Lines 108-113 loop over the provided Hash `conditions`. If the requested field is lazy, it requests that it be populated (note that `populate_lazy_field` is idempotent - it won't fetch a field twice). Next, it repeatedly down-filters `filtered_raw_data` by calling the private method `filter_raw_data` on it. `filter_raw_data` does some syntactic sugaring for common types, Integers and Floats and Regexp matching. Additionally, the line 108-113 loop builds up the stringification tracker, `new_criteria_string`, by stringifying the field name and target value.
Line 118-135 begins work if a filtration block has been provided. At this point, `filtered_raw_data` has been initialized with the raw data, and (if method params were provided) has also been filtered down.

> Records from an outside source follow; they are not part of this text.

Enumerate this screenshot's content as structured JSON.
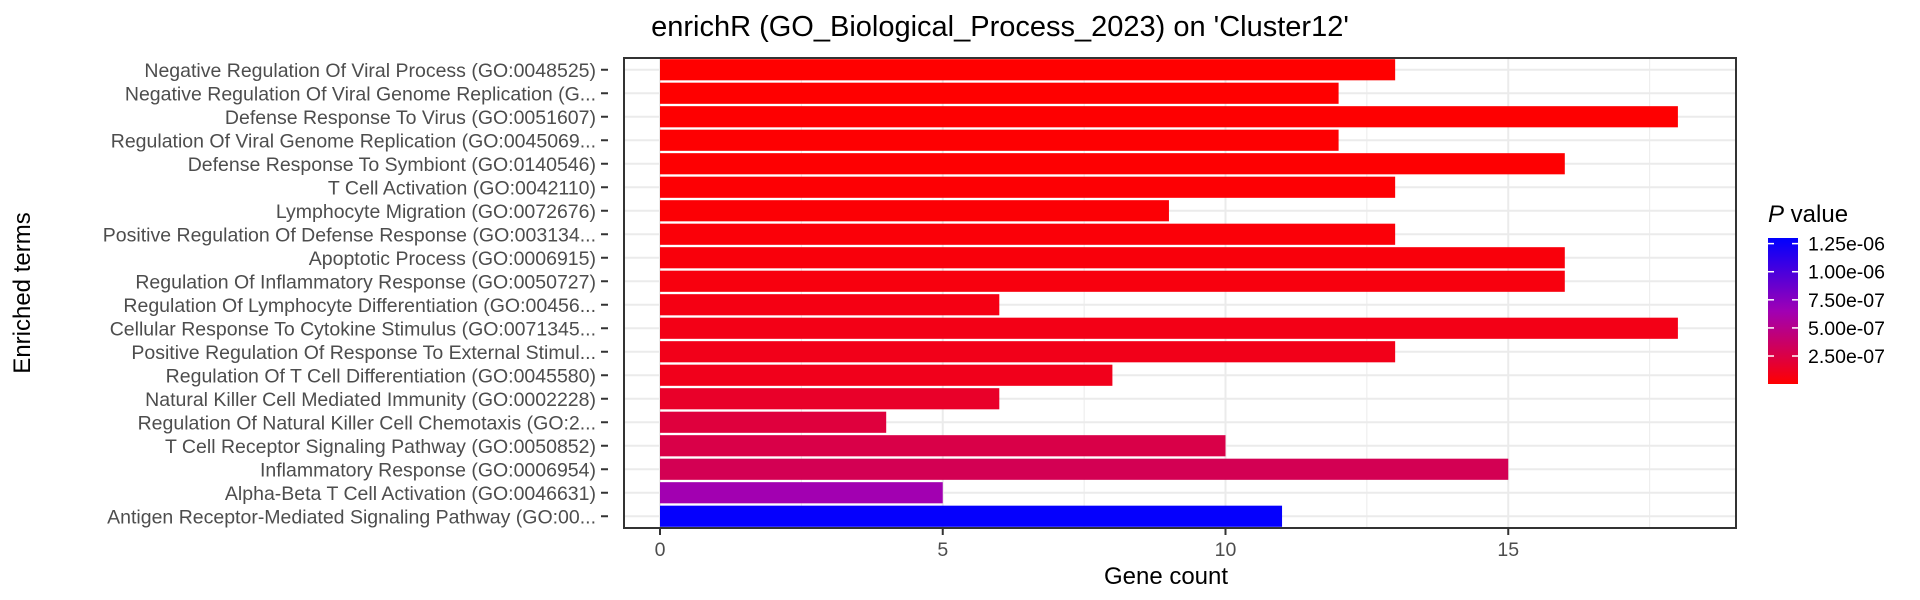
{
  "chart_data": {
    "type": "bar",
    "orientation": "horizontal",
    "title": "enrichR (GO_Biological_Process_2023) on 'Cluster12'",
    "xlabel": "Gene count",
    "ylabel": "Enriched terms",
    "xlim": [
      0,
      19
    ],
    "xticks": [
      0,
      5,
      10,
      15
    ],
    "grid": true,
    "legend_position": "right",
    "legend": {
      "title_italic": "P",
      "title_rest": " value",
      "ticks": [
        "1.25e-06",
        "1.00e-06",
        "7.50e-07",
        "5.00e-07",
        "2.50e-07"
      ],
      "tick_values": [
        1.25e-06,
        1e-06,
        7.5e-07,
        5e-07,
        2.5e-07
      ],
      "range": [
        1e-09,
        1.3e-06
      ],
      "color_low": "#ff0000",
      "color_high": "#0000ff"
    },
    "categories": [
      "Negative Regulation Of Viral Process (GO:0048525)",
      "Negative Regulation Of Viral Genome Replication (G...",
      "Defense Response To Virus (GO:0051607)",
      "Regulation Of Viral Genome Replication (GO:0045069...",
      "Defense Response To Symbiont (GO:0140546)",
      "T Cell Activation (GO:0042110)",
      "Lymphocyte Migration (GO:0072676)",
      "Positive Regulation Of Defense Response (GO:003134...",
      "Apoptotic Process (GO:0006915)",
      "Regulation Of Inflammatory Response (GO:0050727)",
      "Regulation Of Lymphocyte Differentiation (GO:00456...",
      "Cellular Response To Cytokine Stimulus (GO:0071345...",
      "Positive Regulation Of Response To External Stimul...",
      "Regulation Of T Cell Differentiation (GO:0045580)",
      "Natural Killer Cell Mediated Immunity (GO:0002228)",
      "Regulation Of Natural Killer Cell Chemotaxis (GO:2...",
      "T Cell Receptor Signaling Pathway (GO:0050852)",
      "Inflammatory Response (GO:0006954)",
      "Alpha-Beta T Cell Activation (GO:0046631)",
      "Antigen Receptor-Mediated Signaling Pathway (GO:00..."
    ],
    "values": [
      13,
      12,
      18,
      12,
      16,
      13,
      9,
      13,
      16,
      16,
      6,
      18,
      13,
      8,
      6,
      4,
      10,
      15,
      5,
      11
    ],
    "p_values": [
      1e-09,
      2e-09,
      5e-09,
      8e-09,
      1e-08,
      1.5e-08,
      2e-08,
      3e-08,
      4e-08,
      5e-08,
      7e-08,
      8e-08,
      9e-08,
      1e-07,
      1.5e-07,
      2.2e-07,
      2.6e-07,
      3e-07,
      6.4e-07,
      1.28e-06
    ]
  }
}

Line 120 filters the rows of the raw data using an interesting approach. Each row is inflated to a Struct using `create_eval_context_for_row` (see line 297). Then the provided block is `instance_eval`'d against the Struct. Because the Struct was defined with attributes (that is, accessor methods) for each declared field name (from FilterTable::Factory#register_custom_property), you can use field names in the block, and each row-as-struct will be able to respond. If the field happened to be lazy, we'll call our custom getter from lines 306-329.
_That just explained a major spooky side-effect for me._
Lines 125-134 do something with stringification tracing. TODO.
Finally, at line 137, the FilterTable::Table anonymous subclass is again used to construct a new instance, passing on the resource reference, the newly filtered raw data table, and the newly adjusted stringification tracer.
That new Table instance is returned, and thus `where` allows you to chain.
#### `where` conclusion
Unsurprising: How where works with method params.
Surprising: How where works in block mode, `instance_eval`'ing against each row-as-Struct.
Surprising: You can use method-mode and block-mode together if you want.